Publié le par christine brunet /aloys

 

 

« Le Camaret d’Achille » de Marie-Noëlle Fargier

lu par Christian Eychloma


 

« Et pendant ce temps-là, Loire ignorante et douce,

Tu couleras toujours, passante accoutumée,

Dans la vallée heureuse où l’herbe vive pousse,

Ô Loire inépuisable et que j’avais aimée...

Loire qui ne sait rien de la souffrance humaine,

Ô Loire inaltérable et douce à toute enfance,

Ô toi qui ne sais pas l’émoi de la partance… »


 

Je devine votre réaction… Ces vers vous rappellent quelque chose mais avec un petit truc quelque part. Puis vous sursautez en réalisant qu’en remplaçant le nom du fleuve par le nom original (la Meuse), on retrouve bien un extrait d’un poème de Charles Péguy. Gagné !

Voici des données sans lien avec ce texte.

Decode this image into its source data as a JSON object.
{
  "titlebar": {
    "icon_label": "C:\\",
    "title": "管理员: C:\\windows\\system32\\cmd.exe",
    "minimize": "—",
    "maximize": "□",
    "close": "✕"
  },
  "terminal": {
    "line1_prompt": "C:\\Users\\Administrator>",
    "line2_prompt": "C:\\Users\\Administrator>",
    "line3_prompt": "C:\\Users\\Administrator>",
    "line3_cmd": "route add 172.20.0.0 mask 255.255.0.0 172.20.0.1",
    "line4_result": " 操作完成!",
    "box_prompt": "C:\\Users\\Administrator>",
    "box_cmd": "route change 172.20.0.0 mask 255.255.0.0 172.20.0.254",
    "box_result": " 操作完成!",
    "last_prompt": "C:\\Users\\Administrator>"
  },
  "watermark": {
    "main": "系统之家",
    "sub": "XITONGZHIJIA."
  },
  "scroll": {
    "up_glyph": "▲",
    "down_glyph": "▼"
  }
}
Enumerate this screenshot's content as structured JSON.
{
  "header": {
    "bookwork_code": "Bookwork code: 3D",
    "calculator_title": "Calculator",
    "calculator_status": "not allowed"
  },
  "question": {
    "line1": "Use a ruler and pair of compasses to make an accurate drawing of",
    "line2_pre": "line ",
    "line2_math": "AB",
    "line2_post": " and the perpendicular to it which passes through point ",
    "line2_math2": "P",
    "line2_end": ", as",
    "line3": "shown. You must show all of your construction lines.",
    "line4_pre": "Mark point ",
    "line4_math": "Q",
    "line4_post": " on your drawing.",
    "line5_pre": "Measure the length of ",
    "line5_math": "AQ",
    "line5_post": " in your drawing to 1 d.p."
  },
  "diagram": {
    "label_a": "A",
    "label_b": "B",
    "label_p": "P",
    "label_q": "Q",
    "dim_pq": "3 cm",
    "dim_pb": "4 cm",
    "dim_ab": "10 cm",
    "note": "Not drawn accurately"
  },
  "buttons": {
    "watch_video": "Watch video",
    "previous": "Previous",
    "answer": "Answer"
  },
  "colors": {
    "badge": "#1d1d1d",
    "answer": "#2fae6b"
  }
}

En lisant « Le Camaret d’Achille », certains vers me sont en effet revenus en mémoire, car ils illustrent de façon si poétique le fait évident que, génération après génération, nous passons, alors que les paysages qui nous ont vu naître, grandir, aimer, mourir, demeurent par endroits presque inchangés. Les « chibottes », par exemple…

On réalise que l’univers ne nous est ni bienveillant ni hostile, mais simplement indifférent. Et qu’il nous appartient par conséquent, à nous, humains, lors de notre court passage, de nous efforcer de créer du sens dans un monde qui, considéré de façon purement objective, en est dépourvu. En commençant par nous respecter et nous aimer. Bon, ça s’appelle l’Humanisme.

Souvenons-nous un instant de « La Bukinê d’Anna ».

Sur les lieux-mêmes où s’érigeaient, il y a bien longtemps, la cité d’Hélios du peuple sédentaire aux cheveux couleur de soleil et le campement précaire de la tribu nomade aux toisons couleur de nuit, Noëlle Fargier nous entraîne cette fois dans l’histoire d’une famille s’étalant sur une période incluant les deux dernières guerres.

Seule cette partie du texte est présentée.